Tuesday, Sept. 15, 2 p.m. EDT
Adaptability, or app-licability, is another open frontier with ATSC 3.0, which layers the physical and transport characteristics of broadcast transmission with standard IP technology to create a target-rich development environment. This truly puts broadcasting on par with other data delivery architectures and allows features to be created in the form of apps versus an entirely independent transport configuration. ATSC 3.0 opens broadcast spectrum up to all manner of third-party entrepreneurs as well, allowing developers to not only create platform-specific apps, but compatible devices as well.

Anne Schelle, Executive Director of Pearl TV, will impart the latest developments in ATSC 3.0-compatible consumer devices. Schelle and Pearl TV were instrumental in getting 20+ different ATSC 3.0 TV sets committed to at CES 2020. She will be joined by Sinclair’s Mark Aitken along with Skip Flenniken, Senior Director, Business Development at Sinclair Broadcast Group.
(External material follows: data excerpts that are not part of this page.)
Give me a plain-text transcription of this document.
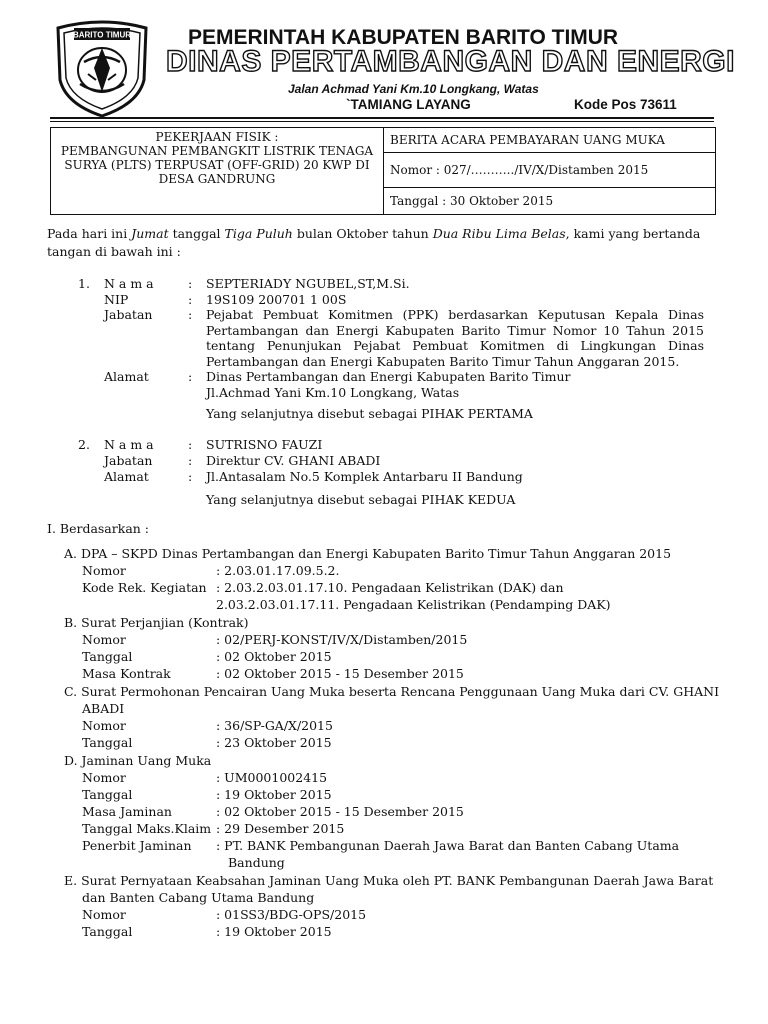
BARITO TIMUR	PEMERINTAH KABUPATEN BARITO TIMUR
DINAS PERTAMBANGAN DAN ENERGI
Jalan Achmad Yani Km.10 Longkang, Watas
`TAMIANG LAYANG	Kode Pos 73611
PEKERJAAN FISIK :
PEMBANGUNAN PEMBANGKIT LISTRIK TENAGA
SURYA (PLTS) TERPUSAT (OFF-GRID) 20 KWP DI
DESA GANDRUNG
	BERITA ACARA PEMBAYARAN UANG MUKA
Nomor : 027/………../IV/X/Distamben 2015
Tanggal : 30 Oktober 2015
Pada hari ini Jumat tanggal Tiga Puluh bulan Oktober tahun Dua Ribu Lima Belas, kami yang bertanda tangan di bawah ini :
1. N a m a	: SEPTERIADY NGUBEL,ST,M.Si.
NIP	: 19S109 200701 1 00S
Jabatan	: Pejabat Pembuat Komitmen (PPK) berdasarkan Keputusan Kepala Dinas Pertambangan dan Energi Kabupaten Barito Timur Nomor 10 Tahun 2015 tentang Penunjukan Pejabat Pembuat Komitmen di Lingkungan Dinas Pertambangan dan Energi Kabupaten Barito Timur Tahun Anggaran 2015.
Alamat	: Dinas Pertambangan dan Energi Kabupaten Barito Timur
Jl.Achmad Yani Km.10 Longkang, Watas
Yang selanjutnya disebut sebagai PIHAK PERTAMA
2. N a m a	: SUTRISNO FAUZI
Jabatan	: Direktur CV. GHANI ABADI
Alamat	: Jl.Antasalam No.5 Komplek Antarbaru II Bandung
Yang selanjutnya disebut sebagai PIHAK KEDUA
I. Berdasarkan :
A. DPA – SKPD Dinas Pertambangan dan Energi Kabupaten Barito Timur Tahun Anggaran 2015
Nomor	: 2.03.01.17.09.5.2.
Kode Rek. Kegiatan : 2.03.2.03.01.17.10. Pengadaan Kelistrikan (DAK) dan
2.03.2.03.01.17.11. Pengadaan Kelistrikan (Pendamping DAK)
B. Surat Perjanjian (Kontrak)
Nomor	: 02/PERJ-KONST/IV/X/Distamben/2015
Tanggal	: 02 Oktober 2015
Masa Kontrak	: 02 Oktober 2015 - 15 Desember 2015
C. Surat Permohonan Pencairan Uang Muka beserta Rencana Penggunaan Uang Muka dari CV. GHANI
ABADI
Nomor	: 36/SP-GA/X/2015
Tanggal	: 23 Oktober 2015
D. Jaminan Uang Muka
Nomor	: UM0001002415
Tanggal	: 19 Oktober 2015
Masa Jaminan	: 02 Oktober 2015 - 15 Desember 2015
Tanggal Maks.Klaim : 29 Desember 2015
Penerbit Jaminan : PT. BANK Pembangunan Daerah Jawa Barat dan Banten Cabang Utama
Bandung
E. Surat Pernyataan Keabsahan Jaminan Uang Muka oleh PT. BANK Pembangunan Daerah Jawa Barat
dan Banten Cabang Utama Bandung
Nomor	: 01SS3/BDG-OPS/2015
Tanggal	: 19 Oktober 2015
IBM’s automotive services expert, George Ayres, will provide an overview of vehicle applications, meanwhile Madeleine Noland, president of ATSC, will share insight on the global and international opportunities unfolding for ATSC 3.0. Rounding out this final webinar is Nick Kelsey, an entrepreneur who developed an ATSC 3.0 device that costs around $100 using a Kickstarter campaign that sought $50,000 but raised $400,000+. Kelsey, Chief Technology Officer and founder of Silicone Dust, will talk about being one of the first ATSC 3.0 entrepreneurs.

Each webinar will last an hour and will be followed by a 30-minute Q&A period.